ChatGPT is now inside most enterprises, whether security teams approved it or not. The productivity gains are real, and so are the risks. Data leaves the building one prompt at a time. Hallucinated code ships to production. Prompt injection turns a helpful assistant into an exfiltration channel. Auditors notice. This is the security posture to understand before you draft another policy.
Samsung’s semiconductor division banned ChatGPT in May 2023 after three employees leaked confidential data in under a month. One engineer pasted proprietary source code to debug an error. Another submitted internal meeting notes to generate a summary. A third uploaded chip manufacturing measurements to get yield calculations. Each person was trying to do their job faster. Each left a copy of Samsung’s trade secrets on an OpenAI server.

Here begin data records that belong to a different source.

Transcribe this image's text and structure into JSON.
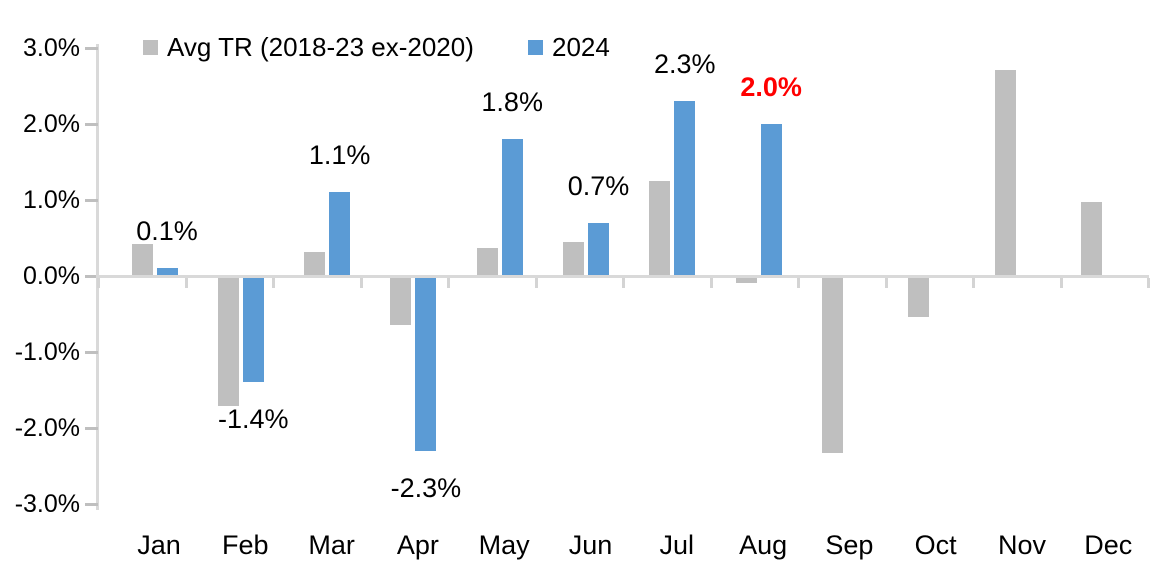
{
  "chart_data": {
    "type": "bar",
    "title": "",
    "xlabel": "",
    "ylabel": "",
    "grid": false,
    "legend_position": "top",
    "background": "#FFFFFF",
    "axis": {
      "line_color": "#D9D9D9",
      "tick_color": "#BFBFBF"
    },
    "y_axis": {
      "min": -3.0,
      "max": 3.0,
      "ticks": [
        {
          "v": 3,
          "label": "3.0%"
        },
        {
          "v": 2,
          "label": "2.0%"
        },
        {
          "v": 1,
          "label": "1.0%"
        },
        {
          "v": 0,
          "label": "0.0%"
        },
        {
          "v": -1,
          "label": "-1.0%"
        },
        {
          "v": -2,
          "label": "-2.0%"
        },
        {
          "v": -3,
          "label": "-3.0%"
        }
      ]
    },
    "categories": [
      "Jan",
      "Feb",
      "Mar",
      "Apr",
      "May",
      "Jun",
      "Jul",
      "Aug",
      "Sep",
      "Oct",
      "Nov",
      "Dec"
    ],
    "series": [
      {
        "name": "Avg TR (2018-23 ex-2020)",
        "color": "#BFBFBF",
        "values": [
          0.42,
          -1.71,
          0.31,
          -0.65,
          0.37,
          0.45,
          1.25,
          -0.09,
          -2.33,
          -0.54,
          2.71,
          0.97
        ]
      },
      {
        "name": "2024",
        "color": "#5B9BD5",
        "values": [
          0.1,
          -1.4,
          1.1,
          -2.3,
          1.8,
          0.7,
          2.3,
          2.0,
          null,
          null,
          null,
          null
        ],
        "labels": [
          {
            "text": "0.1%"
          },
          {
            "text": "-1.4%"
          },
          {
            "text": "1.1%"
          },
          {
            "text": "-2.3%"
          },
          {
            "text": "1.8%"
          },
          {
            "text": "0.7%"
          },
          {
            "text": "2.3%"
          },
          {
            "text": "2.0%",
            "color": "#FF0000",
            "bold": true
          },
          null,
          null,
          null,
          null
        ]
      }
    ],
    "legend": [
      {
        "label": "Avg TR (2018-23 ex-2020)",
        "color": "#BFBFBF"
      },
      {
        "label": "2024",
        "color": "#5B9BD5"
      }
    ]
  }
}
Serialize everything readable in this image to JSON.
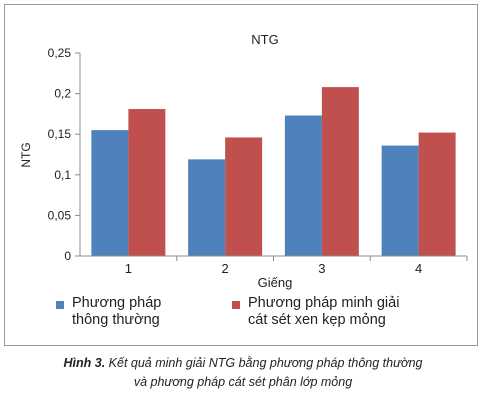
{
  "chart_data": {
    "type": "bar",
    "title": "NTG",
    "xlabel": "Giếng",
    "ylabel": "NTG",
    "categories": [
      "1",
      "2",
      "3",
      "4"
    ],
    "ylim": [
      0,
      0.25
    ],
    "yticks": [
      "0",
      "0,05",
      "0,1",
      "0,15",
      "0,2",
      "0,25"
    ],
    "series": [
      {
        "name": "Phương pháp thông thường",
        "legend_lines": [
          "Phương pháp",
          "thông thường"
        ],
        "color": "#4f81bd",
        "values": [
          0.155,
          0.119,
          0.173,
          0.136
        ]
      },
      {
        "name": "Phương pháp minh giải cát sét xen kẹp mỏng",
        "legend_lines": [
          "Phương pháp minh giải",
          "cát sét xen kẹp mỏng"
        ],
        "color": "#c0504d",
        "values": [
          0.181,
          0.146,
          0.208,
          0.152
        ]
      }
    ],
    "legend_position": "bottom",
    "grid": false
  },
  "caption": {
    "label": "Hình 3.",
    "line1": "Kết quả minh giải NTG bằng phương pháp thông thường",
    "line2": "và phương pháp cát sét phân lớp mỏng"
  }
}
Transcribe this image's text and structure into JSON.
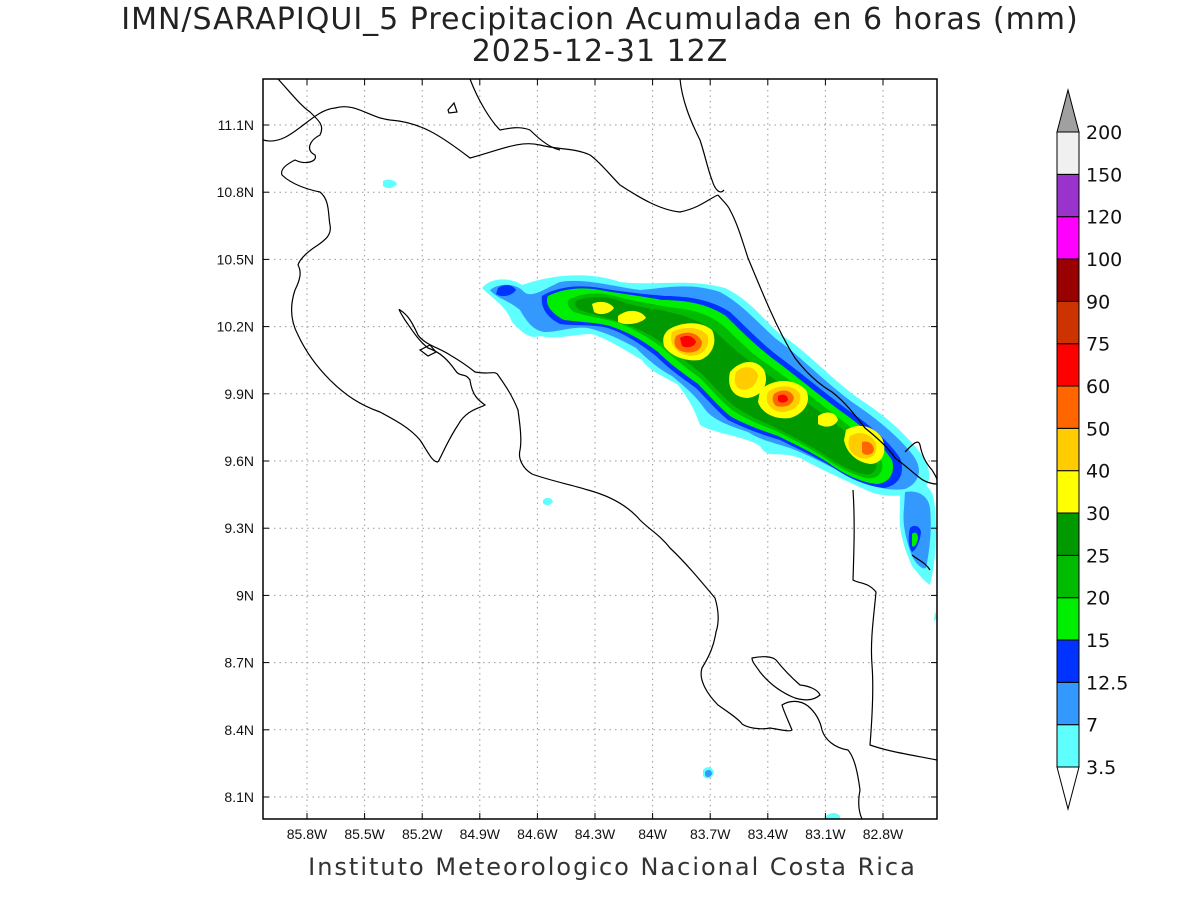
{
  "title": {
    "line1": "IMN/SARAPIQUI_5 Precipitacion Acumulada en 6 horas (mm)",
    "line2": "2025-12-31 12Z"
  },
  "footer": "Instituto Meteorologico Nacional Costa Rica",
  "map": {
    "lon_labels": [
      "85.8W",
      "85.5W",
      "85.2W",
      "84.9W",
      "84.6W",
      "84.3W",
      "84W",
      "83.7W",
      "83.4W",
      "83.1W",
      "82.8W"
    ],
    "lat_labels": [
      "11.1N",
      "10.8N",
      "10.5N",
      "10.2N",
      "9.9N",
      "9.6N",
      "9.3N",
      "9N",
      "8.7N",
      "8.4N",
      "8.1N"
    ],
    "lon_values": [
      -85.8,
      -85.5,
      -85.2,
      -84.9,
      -84.6,
      -84.3,
      -84.0,
      -83.7,
      -83.4,
      -83.1,
      -82.8
    ],
    "lat_values": [
      11.1,
      10.8,
      10.5,
      10.2,
      9.9,
      9.6,
      9.3,
      9.0,
      8.7,
      8.4,
      8.1
    ],
    "grid": true
  },
  "colorbar": {
    "labels": [
      "3.5",
      "7",
      "12.5",
      "15",
      "20",
      "25",
      "30",
      "40",
      "50",
      "60",
      "75",
      "90",
      "100",
      "120",
      "150",
      "200"
    ],
    "colors": [
      "#60ffff",
      "#3399ff",
      "#0033ff",
      "#00ee00",
      "#00bb00",
      "#009900",
      "#ffff00",
      "#ffcc00",
      "#ff6600",
      "#ff0000",
      "#cc3300",
      "#990000",
      "#ff00ff",
      "#9933cc",
      "#f0f0f0"
    ],
    "over_color": "#a0a0a0",
    "under_color": "#ffffff"
  }
}
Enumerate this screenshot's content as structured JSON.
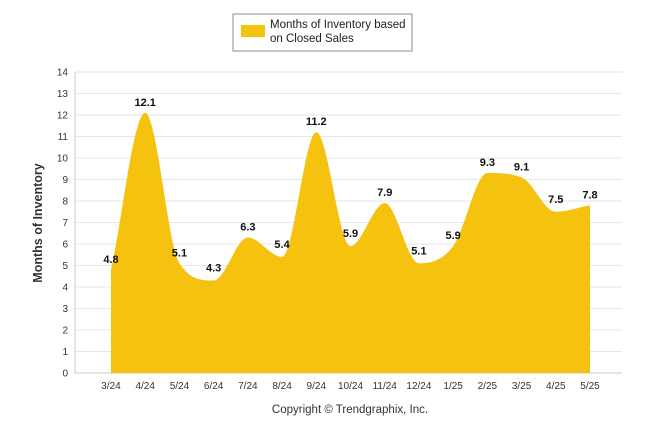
{
  "chart_data": {
    "type": "area",
    "categories": [
      "3/24",
      "4/24",
      "5/24",
      "6/24",
      "7/24",
      "8/24",
      "9/24",
      "10/24",
      "11/24",
      "12/24",
      "1/25",
      "2/25",
      "3/25",
      "4/25",
      "5/25"
    ],
    "series": [
      {
        "name": "Months of Inventory based on Closed Sales",
        "values": [
          4.8,
          12.1,
          5.1,
          4.3,
          6.3,
          5.4,
          11.2,
          5.9,
          7.9,
          5.1,
          5.9,
          9.3,
          9.1,
          7.5,
          7.8
        ],
        "color": "#f5c20f"
      }
    ],
    "legend_lines": [
      "Months of Inventory based",
      "on Closed Sales"
    ],
    "legend_position": "top-center",
    "xlabel": "",
    "ylabel": "Months of Inventory",
    "ylim": [
      0,
      14
    ],
    "yticks": [
      "0",
      "1",
      "2",
      "3",
      "4",
      "5",
      "6",
      "7",
      "8",
      "9",
      "10",
      "11",
      "12",
      "13",
      "14"
    ],
    "grid": true,
    "data_labels": [
      "4.8",
      "12.1",
      "5.1",
      "4.3",
      "6.3",
      "5.4",
      "11.2",
      "5.9",
      "7.9",
      "5.1",
      "5.9",
      "9.3",
      "9.1",
      "7.5",
      "7.8"
    ]
  },
  "footer": "Copyright © Trendgraphix, Inc."
}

Within weeks, Apple, JPMorgan, Bank of America, Verizon, Amazon, Goldman Sachs, and Deutsche Bank had followed with their own restrictions. The calculus was the same at every company. The productivity gains were real, but so was the risk of employees turning consumer AI tools into a data exfiltration channel nobody had authorized.
Two years later, the bans have softened into policies, and the policies have softened into training gaps. Most employees still don’t understand what happens to the text they paste into an AI chat window. This is the core of OWASP LLM02, the sensitive information disclosure risk that sits second on the OWASP Top 10 for LLM Applications.